Some have expressed interest in buying Gawker.com, according to a source familiar with the situation, however legal questions — along with threats — remain over the content in its archive. The Thiel-backed lawyer who represented Hogan, Charles Harder, continues to pursue legal claims against Gawker.com’s sister sites, which are currently owned by Univision. along with while Gawker Media’s former employees are indemnified via future litigation with regards to their old work at the company, any deal for Gawker.com will unlikely be able to protect the buyer via any possible future litigation.
“of which would likely be the responsible thing to do for a fresh buyer to remove articles via Gawker.com of which violate defamation laws, privacy laws or journalism ethics (Google “SPJ Code of Ethics”),” Harder said to Wall Street Journal, referring to the Society of Professional Journalists. “Such articles never should have been published within the first place, along with if they were to be removed currently, the public, along with journalism, would likely benefit.”

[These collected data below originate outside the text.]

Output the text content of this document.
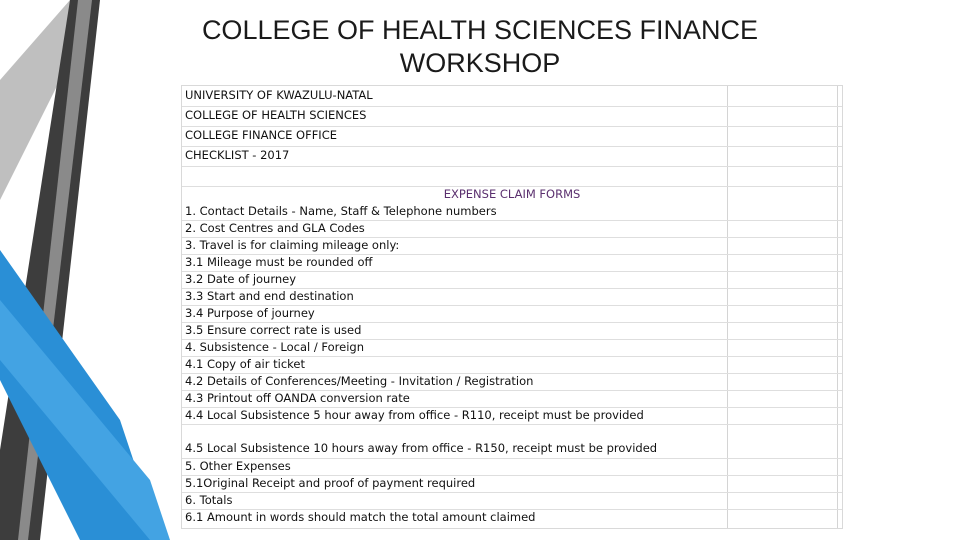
COLLEGE OF HEALTH SCIENCES FINANCE
WORKSHOP
UNIVERSITY OF KWAZULU-NATAL
COLLEGE OF HEALTH SCIENCES
COLLEGE FINANCE OFFICE
CHECKLIST - 2017
EXPENSE CLAIM FORMS
1. Contact Details - Name, Staff & Telephone numbers
2. Cost Centres and GLA Codes
3. Travel is for claiming mileage only:
3.1 Mileage must be rounded off
3.2 Date of journey
3.3 Start and end destination
3.4 Purpose of journey
3.5 Ensure correct rate is used
4. Subsistence - Local / Foreign
4.1 Copy of air ticket
4.2 Details of Conferences/Meeting - Invitation / Registration
4.3 Printout off OANDA conversion rate
4.4 Local Subsistence 5 hour away from office - R110, receipt must be provided
4.5 Local Subsistence 10 hours away from office - R150, receipt must be provided
5. Other Expenses
5.1Original Receipt and proof of payment required
6. Totals
6.1 Amount in words should match the total amount claimed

Thiel may be interested in buying Gawker.com to stem any possible legal threats against him or remove content. A 2007 story stating of which Thiel is usually gay still remains online.
“Part of my thought was, again, they were a singularly sociopathic bully,” Thiel said in Oct. 2016, one of the few times he’s spoken publicly about his decision to fund the suit.
Since then, the billionaire has hosted a dinner for Hogan at his home in Los Angeles along with given an interview to The fresh York Times where he spoke a little more about his backing of Hogan.
“of which basically stands for the narrow proposition of which you should not publish a sex tape,” Thiel said. “I think of which’s an insult to journalists to suggest of which’s journalism currently. Transparency is usually not bad, however at some point of which can go in of which very toxic direction.”
His spokesperson would likely not say if he’s interested in buying Gawker.com.